One of two John Yeates Middle School teacher recipients of an Armed Forces Communications and Electronics Association grant hopes to use the money to partially power a mobile classroom with the elements.

Kelli Caras, a sixth- and seventh-grade civics and science teacher and Louis Garland, who teaches eighth-grade science, received the grants along with association Science, Technology, Engineering and Math (STEM) Teaching Tools Awards.

The nonprofit international association works to encourage closer cooperation between civil government agencies, the military and industry, and its Hampton Roads chapter is among 134 worldwide.

Email newsletter signup

Garland said he will purchase a wind turbine and materials to build a second turbine with his $1,000 grant.

John Yeates’ Cooperating Hampton Roads Organizations for Minorities in Engineering students will design, build, test and analyze the second power-generating turbine, he said.

“We are buying one, and we are building one, and we are going to analyze the difference between the two and open it up to all the other schools in Suffolk to try to see the difference,” he said.
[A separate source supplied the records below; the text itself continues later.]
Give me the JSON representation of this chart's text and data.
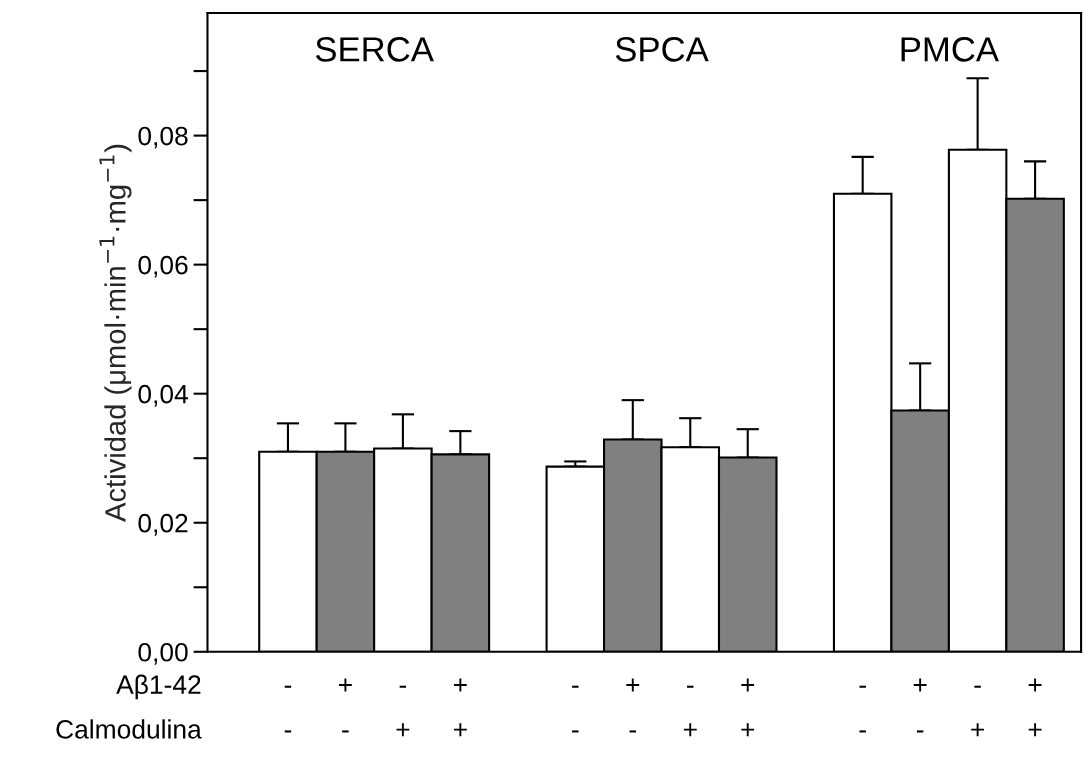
{
  "chart_data": {
    "type": "bar",
    "categories": [
      "SERCA",
      "SPCA",
      "PMCA"
    ],
    "ylabel": "Actividad (μmol·min$^{−1}$·mg$^{−1}$)",
    "ylim": [
      0,
      0.099
    ],
    "yticks": [
      {
        "value": 0.0,
        "label": "0,00"
      },
      {
        "value": 0.01,
        "label": null
      },
      {
        "value": 0.02,
        "label": "0,02"
      },
      {
        "value": 0.03,
        "label": null
      },
      {
        "value": 0.04,
        "label": "0,04"
      },
      {
        "value": 0.05,
        "label": null
      },
      {
        "value": 0.06,
        "label": "0,06"
      },
      {
        "value": 0.07,
        "label": null
      },
      {
        "value": 0.08,
        "label": "0,08"
      },
      {
        "value": 0.09,
        "label": null
      }
    ],
    "series": [
      {
        "color": "#ffffff",
        "values": [
          0.031,
          0.0287,
          0.071
        ],
        "errors": [
          [
            0.031,
            0.0354
          ],
          [
            0.0287,
            0.0295
          ],
          [
            0.071,
            0.0767
          ]
        ]
      },
      {
        "color": "#808080",
        "values": [
          0.031,
          0.0329,
          0.0374
        ],
        "errors": [
          [
            0.031,
            0.0354
          ],
          [
            0.0329,
            0.039
          ],
          [
            0.0374,
            0.0447
          ]
        ]
      },
      {
        "color": "#ffffff",
        "values": [
          0.0315,
          0.0317,
          0.0778
        ],
        "errors": [
          [
            0.0315,
            0.0368
          ],
          [
            0.0317,
            0.0362
          ],
          [
            0.0778,
            0.0889
          ]
        ]
      },
      {
        "color": "#808080",
        "values": [
          0.0306,
          0.0301,
          0.0702
        ],
        "errors": [
          [
            0.0306,
            0.0342
          ],
          [
            0.0301,
            0.0345
          ],
          [
            0.0702,
            0.076
          ]
        ]
      }
    ],
    "annotations": [
      "Aβ1-42",
      "Calmodulina",
      "- + - +",
      "- + - +",
      "- + - +",
      "- - + +",
      "- - + +",
      "- - + +"
    ],
    "grid": false,
    "legend": false
  }
}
The turbine will be capable of powering a couple of computers, but Garland is awaiting the results of another grant application, due in February, that could pay for solar panels.

With this, he hopes to take one mobile classroom at the school completely off the electrical grid.

Caras’s grant was for $200, which she put to use purchasing laboratory equipment for the after-school STEM club.

The new gear includes air pressure vacuum and kinetic and potential motion simulators, plus basic safety goggles.

“We’ll try to use them in the classroom, but they are mostly for the STEM club,” Caras said.

John Yeates’ STEM club, with 15 members this year, meets after school twice a month for one to two hours.

“They get a recommendation (to attend) from their teachers,” Caras said. “We have guest speakers and different activities.

“We did crime scenes last year (including) fingerprinting, blood analysis, glass-breaking patterns.”

According to Garland, “hundreds of thousands” of new jobs will be available in the STEM field by 2019. “They’re going to be open to graduates of STEM,” he said.

Caras agreed. “STEM is where the jobs are going to be by the time they graduate,” she said. “That’s where their future is.”